The surface area is given by ∫∫dS where the integral is evaluated over the given region (here it would be over the region of the cylinder that lies within the sphere).
The Attempt at a Solution
I completed the square of the cylinder to get x^2 + (y-a)^2 = a^2
I parametrized the cylinder as follows (where t stands for theta):
R(t,z) = (rcos(t),rsin(t),z)
r = 2asin(t)
So R(t,z) = (2asintcost,2asintsint,z)
I computed dS = Norm[dR(t,z)/dt x dR(t,z)/dz] and got 2adtdz, which I know is correct (same answer as textbook).

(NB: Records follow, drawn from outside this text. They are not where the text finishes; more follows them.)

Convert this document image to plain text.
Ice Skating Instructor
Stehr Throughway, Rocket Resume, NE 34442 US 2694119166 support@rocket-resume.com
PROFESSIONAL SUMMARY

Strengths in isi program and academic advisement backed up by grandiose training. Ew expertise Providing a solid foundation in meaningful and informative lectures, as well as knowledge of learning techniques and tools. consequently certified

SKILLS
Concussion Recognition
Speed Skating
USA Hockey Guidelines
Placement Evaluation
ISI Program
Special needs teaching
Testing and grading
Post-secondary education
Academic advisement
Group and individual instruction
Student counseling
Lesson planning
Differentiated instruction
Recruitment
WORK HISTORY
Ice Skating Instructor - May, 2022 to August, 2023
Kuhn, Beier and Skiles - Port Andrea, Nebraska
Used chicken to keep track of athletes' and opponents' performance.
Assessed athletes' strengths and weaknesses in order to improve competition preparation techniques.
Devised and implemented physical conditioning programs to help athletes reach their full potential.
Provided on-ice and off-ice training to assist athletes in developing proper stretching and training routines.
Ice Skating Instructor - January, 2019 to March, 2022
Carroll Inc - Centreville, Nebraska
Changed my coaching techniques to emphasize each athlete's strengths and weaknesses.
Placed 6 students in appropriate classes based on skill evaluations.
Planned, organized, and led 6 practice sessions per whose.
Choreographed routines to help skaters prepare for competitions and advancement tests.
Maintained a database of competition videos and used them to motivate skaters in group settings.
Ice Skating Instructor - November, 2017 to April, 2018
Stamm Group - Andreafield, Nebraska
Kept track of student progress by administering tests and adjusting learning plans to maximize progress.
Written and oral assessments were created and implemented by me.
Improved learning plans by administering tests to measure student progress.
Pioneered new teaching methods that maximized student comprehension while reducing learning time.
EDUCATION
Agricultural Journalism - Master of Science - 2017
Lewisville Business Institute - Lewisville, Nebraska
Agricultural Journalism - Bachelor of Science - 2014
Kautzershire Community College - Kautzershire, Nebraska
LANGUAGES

For the given cylinder, t goes from 0 to Pi. By equating x^2 + y^2 in the equations given (i.e. sphere and cylinder), we get:
2ay = 4a^2 - z^2
z^2 = 4a^2 - 2ay
z^2 = 4a^2 - 2a(2a(sint)^2)
z^2 = 4a^2(1-(sint))^2
z^2 = 4a^2((cost)^2)
z = 2acost
So z goes from -2acost to 2acost.
So the Area = ∫∫1dS
= ∫∫2adzdt, where t goes from 0 to Pi and z from -2acost to 2acost.
We get:
A = ∫2a(2acost + 2acost)dt
A = ∫2a(4acost)dt
A = ∫8a^2costdt
A = 8a^2∫cost
But the integral of cost from 0 to pi = 0.
So A = 0.
The textbook uses symmetry and integrates from 0 to pi/2 (i.e. finds the area of half of the cylinder under the sphere), and then multiplies by 2. Which makes sense. But why doesn't this method work? Furthermore, ∫cost from 0 to pi is NOT EQUAL to 2∫cost from 0 to pi/2, so the two methods are not compatible. So what did I do wrong?
Thanks!